There is a reason no heads are rolling over this and that's because the Auditor General is right. Harper can't fire someone for misleading him when he had the truth all along. The only people misled were the voting public duped by Harper and his party.

It was an electoral swindle, plain and simple. Not a lot different than stuffing ballot boxes. Same result. Any honourable prime minister would ask the GG to dissolve parliament. Harper,sadly, isn't burdened by that sort of integrity.

kootcoot said...

"It was an electoral swindle, plain and simple. Not a lot different than stuffing ballot boxes. Same result."

Oh, but it was so much more than just stuffing ballot boxes, it included out and out lies, out and in financing, misleading robo-calls perporting to be ECanada or live calls pulling all kinds of crap. Obviously the honourable option isn't even amongst the choices, this is Treason Steven Harper, after all!

crf said...

I was going to correct my faux-pas about the sex of our GG, since I realized it immediately. But the error actually reveals something about how much I care about that office now. The GG is a nothing. If Harper is going to be removed, the pressure has to come from within the conservative caucus. Which I don't see happening, because they are also nothings. Do you see a Kevin Falcon-type figure in Harper's caucus? (Falcon's the likely next B.C. Liberal party leader.)

You're probably right about Harper duping his party and the public. But we're willing dupes. After all, the public willingly bought into the idea of Harper being an economic guru, and heaven forfend that the public possibly be wrong and admit its judgement was bad.

Another possibility is Harper invented a story for himself about the F-35 and refused to let actual reality, like its budget, and lack of signed contracts, even enter into his cabinet's collective mind. Dear Leader may really not have the known the program was a shambles.

The Mound of Sound said...

Interesting point, Chris. Harper does have a track record of allowing his 'gut instincts' to prevail over facts on matters such as crime and imprisonment. There are clear indications that he allows his fundamentalist religious superstitions to inform his views on global warming and his hostility to science generally.

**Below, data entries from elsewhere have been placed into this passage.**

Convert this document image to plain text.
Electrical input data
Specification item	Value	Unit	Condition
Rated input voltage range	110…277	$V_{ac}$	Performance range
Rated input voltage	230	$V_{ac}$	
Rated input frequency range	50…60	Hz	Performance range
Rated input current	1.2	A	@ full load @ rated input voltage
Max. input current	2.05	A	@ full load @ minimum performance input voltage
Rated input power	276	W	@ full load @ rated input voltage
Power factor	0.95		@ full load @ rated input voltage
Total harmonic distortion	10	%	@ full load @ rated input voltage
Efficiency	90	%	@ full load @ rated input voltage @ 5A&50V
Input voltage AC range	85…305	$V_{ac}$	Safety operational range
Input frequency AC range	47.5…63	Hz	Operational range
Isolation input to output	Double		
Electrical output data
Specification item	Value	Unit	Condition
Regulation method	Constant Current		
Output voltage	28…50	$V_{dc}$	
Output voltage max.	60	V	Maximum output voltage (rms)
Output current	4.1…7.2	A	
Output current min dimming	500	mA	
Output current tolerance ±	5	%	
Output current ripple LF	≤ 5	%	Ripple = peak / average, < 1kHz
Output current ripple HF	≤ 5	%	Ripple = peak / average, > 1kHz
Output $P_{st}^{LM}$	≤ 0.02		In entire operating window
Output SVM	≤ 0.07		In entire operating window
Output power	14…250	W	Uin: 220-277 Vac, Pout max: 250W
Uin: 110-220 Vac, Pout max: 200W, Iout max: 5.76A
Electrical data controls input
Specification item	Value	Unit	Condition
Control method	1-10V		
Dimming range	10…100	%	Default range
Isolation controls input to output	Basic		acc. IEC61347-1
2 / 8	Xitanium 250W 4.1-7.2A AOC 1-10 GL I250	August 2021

But in this case someone orchestrated an effort to mislead Parliament and the Canadian public with deliberate falsehoods. For Harper to do that somehow compulsively he would have to be genuinely deranged.

peedeecee said...

Two points:

First, don't blame the Canadian voters for an election that was probably fraudulent. We were all expecting another Harper minority - which would have been bad enough to be blameworthy. But I don't think the Canadian people have to wear the majority.

Second, Harper took advantage of the oldest conservative trick in the book: using emotion, rather than reason to attract votes: fear-based rhetoric on the unsophisticated, and pure greed at the top of the scale.

His omnibus crime bill proposal(which was not based in fact) got him certain voters. Getting a greedy "lower taxes" meme going got him others.

These tactics were new here - imported from the American right. It isn't fair to blame the voters for being duped.

Now, if it happens again, given what we have learned, then we have to take the rap.